If you have no idea what Twitter, Facebook, or LinkedIn is, how can you expect to write a social media policy that will properly embrace ...or limit its use? Before you can write a social media policy, stop, look, and listen - take a tour around the social "mediasphere." What you don't know about social media can hurt you.
To write a good policy that protects the company but doesn't suffocate, stakeholders need to spend time exploring each site. Management, IT, and Human Resources (HR) must invest time to understand that social media is much more than just Facebook.
Social media is not just a bunch of idle chatter and noise. Social media is a new mode of communication, just as the telephone was just 100 years ago. The technology includes applications and software such as blogging, video, podcasts, wikis, and even review sites such as Amazon and Yelp. If a site allows a visitor to share their experience and leave comments, it falls under the sweeping umbrella called social media...and customers and job candidates are spending a lot of time using social media to make buying and career decisions.
Writing a policy that can be enforced without stifling productivity and morale requires that you understand it, as well as the type of culture that embraces it. For example, to the non-user, Facebook and Linkedin appear quite similar. Aside from getting invitations to friend and connect from people you don't know, both sites allow you to post status updates, develop a network, and interact in groups. But once you begin to engage with your connections and peruse the site, you get a very different feel for its capabilities and possibilities.
Facebook to date is a great place for socializing. However when planned and executed correctly, it's an even better place to build a community of raving fans. Linkedin, on the other hand, is a professional networking site which allows business people to expand their networks, to generate leads, to recruit candidates, and to engage in professional development. Strategically both sites offer significant possibilities but the choice isn't as simple as either-or. For some companies, one site or the other might be the right choice. For others, the right decision will be embracing both.

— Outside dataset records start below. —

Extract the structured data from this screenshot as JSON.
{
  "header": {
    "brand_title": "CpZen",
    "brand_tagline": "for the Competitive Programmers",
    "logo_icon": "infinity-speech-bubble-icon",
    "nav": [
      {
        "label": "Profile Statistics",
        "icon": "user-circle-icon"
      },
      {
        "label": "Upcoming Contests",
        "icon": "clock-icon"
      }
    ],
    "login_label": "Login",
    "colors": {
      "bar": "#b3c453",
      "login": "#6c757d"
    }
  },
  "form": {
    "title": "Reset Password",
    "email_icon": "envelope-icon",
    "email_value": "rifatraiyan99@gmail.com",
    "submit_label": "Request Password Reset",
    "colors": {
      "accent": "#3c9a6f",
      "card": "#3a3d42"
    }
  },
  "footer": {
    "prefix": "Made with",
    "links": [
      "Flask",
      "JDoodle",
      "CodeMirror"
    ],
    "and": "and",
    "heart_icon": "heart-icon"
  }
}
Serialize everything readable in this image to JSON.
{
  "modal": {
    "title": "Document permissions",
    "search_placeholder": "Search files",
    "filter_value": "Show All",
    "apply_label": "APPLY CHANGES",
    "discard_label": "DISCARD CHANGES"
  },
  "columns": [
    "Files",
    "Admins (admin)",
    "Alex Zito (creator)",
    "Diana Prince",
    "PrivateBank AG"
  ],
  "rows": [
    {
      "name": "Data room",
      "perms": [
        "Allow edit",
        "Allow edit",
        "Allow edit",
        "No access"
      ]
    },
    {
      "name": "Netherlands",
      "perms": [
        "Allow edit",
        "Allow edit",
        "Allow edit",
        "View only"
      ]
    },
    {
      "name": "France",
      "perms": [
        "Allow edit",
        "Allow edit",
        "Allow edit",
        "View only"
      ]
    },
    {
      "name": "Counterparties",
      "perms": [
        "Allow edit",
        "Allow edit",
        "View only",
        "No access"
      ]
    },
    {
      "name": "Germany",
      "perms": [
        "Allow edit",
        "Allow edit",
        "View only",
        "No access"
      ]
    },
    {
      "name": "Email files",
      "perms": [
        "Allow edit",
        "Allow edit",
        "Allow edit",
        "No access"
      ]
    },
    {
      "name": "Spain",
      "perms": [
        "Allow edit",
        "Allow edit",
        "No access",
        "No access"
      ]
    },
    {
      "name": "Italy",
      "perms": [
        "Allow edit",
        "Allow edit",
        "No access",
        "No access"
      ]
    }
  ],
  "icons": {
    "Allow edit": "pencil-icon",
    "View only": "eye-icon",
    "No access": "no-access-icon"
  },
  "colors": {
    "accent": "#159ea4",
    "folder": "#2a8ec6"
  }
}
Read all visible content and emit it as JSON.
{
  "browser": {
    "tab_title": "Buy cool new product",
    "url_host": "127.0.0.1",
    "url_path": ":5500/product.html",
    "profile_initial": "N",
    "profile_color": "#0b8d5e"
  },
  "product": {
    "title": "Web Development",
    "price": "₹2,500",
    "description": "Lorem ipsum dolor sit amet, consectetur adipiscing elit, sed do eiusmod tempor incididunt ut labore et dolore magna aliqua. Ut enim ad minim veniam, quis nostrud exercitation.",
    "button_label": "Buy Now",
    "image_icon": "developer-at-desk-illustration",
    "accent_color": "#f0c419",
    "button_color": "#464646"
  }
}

Once you have toured each site, it is important to sit down with decision makers and stakeholders to define what it is that you want the policy to accomplish. Management , IT, and HR must put aside their personal biases and agendas. The question on the table should be "how can we make social media work for us," not "what can we do to crush it." Stakeholders at the table might also include customers, vendors, and suppliers. Explore how you might be able to utilize employees and other partners' personal accounts in order to gain a larger following...and set up the policy accordingly. If you decide to separate what happens at work from what happens on personal accounts, your policy needs to express that too. But be careful - you might be able to control what happens at work; but what happens off-the-click is a different story.
You also want to find how many and what kind of policies you want to put into place. Internal employee policies only cover one aspect of good social media guidelines that will protect an organization. To complete the puzzle, there are 3 more pieces: (1) internal organization,(2) external audience, and (3)safety, security, and regulations. Ignoring one piece without addressing the others will only lead to breaches in your efforts to minimize the risks. Though it would be easier to have one all-encompassing policy, it is much more helpful to isolate what is acceptable for each network.
Each of these social media aspects has its own set of pros and cons. Ultimately what you decide to do - embrace it or limit it - must consider the impact it might have on your business strategy and how it might represent your organizational culture.
Disclosure: The information provided in these guidelines is not legal advice. I am NOT an attorney (although my wife says I argue like one!) An employer should seek legal advice from an experienced employment law attorney before finalizing its guidelines to make sure the guidelines express the employer's intent and don't run afoul of any employment laws.